President: Laura Roslyn of the Twelve Colonies
Actor: Mary McDonnell
TV Show: Battlestar Galactica
In the ground-breaking reworking of Battlestar Galactica, the President of the twelve human colonies was a woman. Clearly a double-X chromosomed President is only imaginable in a world set millions of light years from our own. Apart from the fact that she is a woman, the President of the Twelve Colonies is obviously based on the US Presidency. This can only leave you bewildered at the mixed emotions Americans must have about their leaders. She never wins an election, but tries to steal one. She behaves like a bashful schoolgirl when someone flirts with her, mere minutes after ordering the execution of someone in cold blood without a trial. She takes the mantle of religious messiah and is intolerant of those with differing beliefs. Unlike the others on this list, the viewer is given no clues about whether they are expected to despise or sympathize with this President. In Independence Day, McDonnell played the First Lady to Bill Pullman’s President. She consistently did nothing whilst the President consistently took the fight to the aliens. A decade later, McDonnell’s twisted President flip flops on every issue, and at times is caught loving her enemies, screwing her colleagues, and hating her neighbours. Compared to this, I would take Harrison Ford’s terrorist thumper or Bill Pullman’s alien dogfighter every day of the week. They may not be smart, but at least you know whose side they are on.
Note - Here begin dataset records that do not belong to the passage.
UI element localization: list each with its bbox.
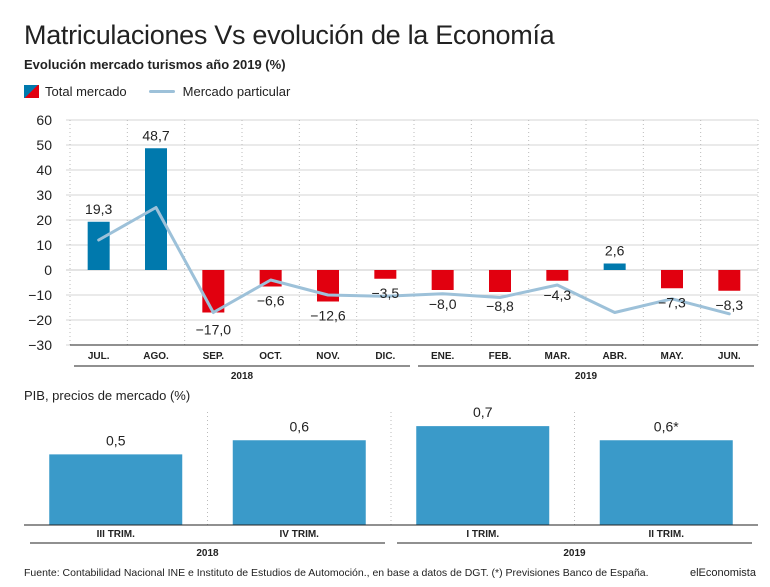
legend-label-particular: Mercado particular bbox=[182, 84, 291, 99]
pib-value-label: 0,6* bbox=[654, 418, 679, 434]
x-tick-label: JUL. bbox=[88, 351, 110, 362]
bar-value-label: −17,0 bbox=[196, 322, 232, 338]
legend-item-total: Total mercado bbox=[24, 84, 127, 99]
pib-bar bbox=[599, 440, 733, 525]
pib-year-group-label: 2019 bbox=[563, 548, 586, 559]
y-tick-label: −10 bbox=[28, 287, 52, 303]
legend: Total mercado Mercado particular bbox=[24, 84, 312, 99]
pib-tick-label: I TRIM. bbox=[466, 529, 499, 540]
legend-swatch-particular bbox=[148, 90, 175, 93]
legend-label-total: Total mercado bbox=[45, 84, 127, 99]
y-tick-label: 60 bbox=[36, 112, 52, 128]
x-tick-label: MAR. bbox=[545, 351, 571, 362]
legend-item-particular: Mercado particular bbox=[148, 84, 291, 99]
bar-total-mercado bbox=[489, 270, 511, 292]
bar-value-label: 48,7 bbox=[142, 127, 169, 143]
bar-total-mercado bbox=[546, 270, 569, 281]
bar-value-label: 2,6 bbox=[605, 243, 625, 259]
pib-value-label: 0,6 bbox=[290, 418, 310, 434]
x-tick-label: JUN. bbox=[718, 351, 741, 362]
x-tick-label: ABR. bbox=[602, 351, 627, 362]
y-tick-label: 10 bbox=[36, 237, 52, 253]
bar-total-mercado bbox=[374, 270, 397, 279]
registrations-chart: 60 50 40 30 20 10 0 −10 −20 −30 19,3 48,7 −17,0 −6,6 −… bbox=[28, 112, 759, 382]
legend-swatch-total bbox=[24, 85, 39, 98]
chart-title: Matriculaciones Vs evolución de la Econo… bbox=[24, 20, 555, 50]
bar-value-label: −4,3 bbox=[544, 287, 572, 303]
x-tick-label: FEB. bbox=[489, 351, 512, 362]
x-tick-label: NOV. bbox=[316, 351, 340, 362]
pib-bar bbox=[232, 440, 366, 525]
y-tick-label: 50 bbox=[36, 137, 52, 153]
bar-value-label: −3,5 bbox=[372, 285, 400, 301]
bar-total-mercado bbox=[661, 270, 683, 289]
chart-subtitle: Evolución mercado turismos año 2019 (%) bbox=[24, 57, 286, 72]
pib-bar bbox=[416, 426, 550, 525]
pib-value-label: 0,5 bbox=[106, 432, 126, 448]
brand-logo: elEconomista bbox=[689, 567, 756, 579]
pib-value-label: 0,7 bbox=[473, 404, 493, 420]
bar-value-label: −8,8 bbox=[486, 298, 514, 314]
pib-year-group-label: 2018 bbox=[196, 548, 219, 559]
source-note: Fuente: Contabilidad Nacional INE e Inst… bbox=[24, 567, 649, 579]
line-mercado-particular bbox=[97, 206, 731, 316]
bar-value-label: −6,6 bbox=[257, 293, 285, 309]
y-tick-label: 30 bbox=[36, 187, 52, 203]
y-tick-label: 0 bbox=[44, 262, 52, 278]
y-tick-label: −20 bbox=[28, 312, 52, 328]
bar-total-mercado bbox=[603, 263, 626, 270]
pib-tick-label: II TRIM. bbox=[648, 529, 684, 540]
x-tick-label: AGO. bbox=[143, 351, 169, 362]
bar-total-mercado bbox=[317, 270, 339, 302]
bar-total-mercado bbox=[431, 270, 454, 290]
year-group-label: 2018 bbox=[231, 371, 254, 382]
x-tick-label: SEP. bbox=[203, 351, 225, 362]
bar-value-label: −8,0 bbox=[429, 296, 457, 312]
bar-value-label: −7,3 bbox=[658, 294, 686, 310]
bar-value-label: −8,3 bbox=[716, 297, 744, 313]
x-tick-label: OCT. bbox=[259, 351, 282, 362]
bar-total-mercado bbox=[202, 270, 225, 313]
x-tick-label: ENE. bbox=[431, 351, 455, 362]
y-tick-label: 20 bbox=[36, 212, 52, 228]
bar-total-mercado bbox=[87, 221, 110, 270]
pib-tick-label: III TRIM. bbox=[97, 529, 136, 540]
pib-bar bbox=[49, 454, 183, 525]
pib-tick-label: IV TRIM. bbox=[280, 529, 320, 540]
y-tick-label: −30 bbox=[28, 337, 52, 353]
x-tick-label: DIC. bbox=[375, 351, 395, 362]
x-tick-label: MAY. bbox=[661, 351, 684, 362]
y-tick-label: 40 bbox=[36, 162, 52, 178]
bar-value-label: 19,3 bbox=[85, 201, 112, 217]
year-group-label: 2019 bbox=[575, 371, 598, 382]
bar-value-label: −12,6 bbox=[310, 308, 346, 324]
pib-chart-title: PIB, precios de mercado (%) bbox=[24, 388, 191, 403]
pib-chart: 0,5 III TRIM. 0,6 IV TRIM. 0,7 I TRIM. 0,6* II … bbox=[24, 404, 758, 559]
bar-total-mercado bbox=[718, 270, 741, 291]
President: Josiah ‘Jed’ Barlet of the United States
Actor: Martin Sheen
TV Show: The West Wing
When the Democrats could not get a President into the White House, they could still get one on to television. Martin Sheen as the President is the supposed to be the right man in the right place at the right time. Yup, the program showed politics is complicated and full of compromise and it tried to track the substantive issues of the time. The real question though was how anyone found Martin Sheen’s depiction of an erudite and faithful President to be plausible, after Clinton’s personal failings and George W’s mangluage (mangling of language). Perhaps, for all its realism, The West Wing was the ultimate in Presidential escapism?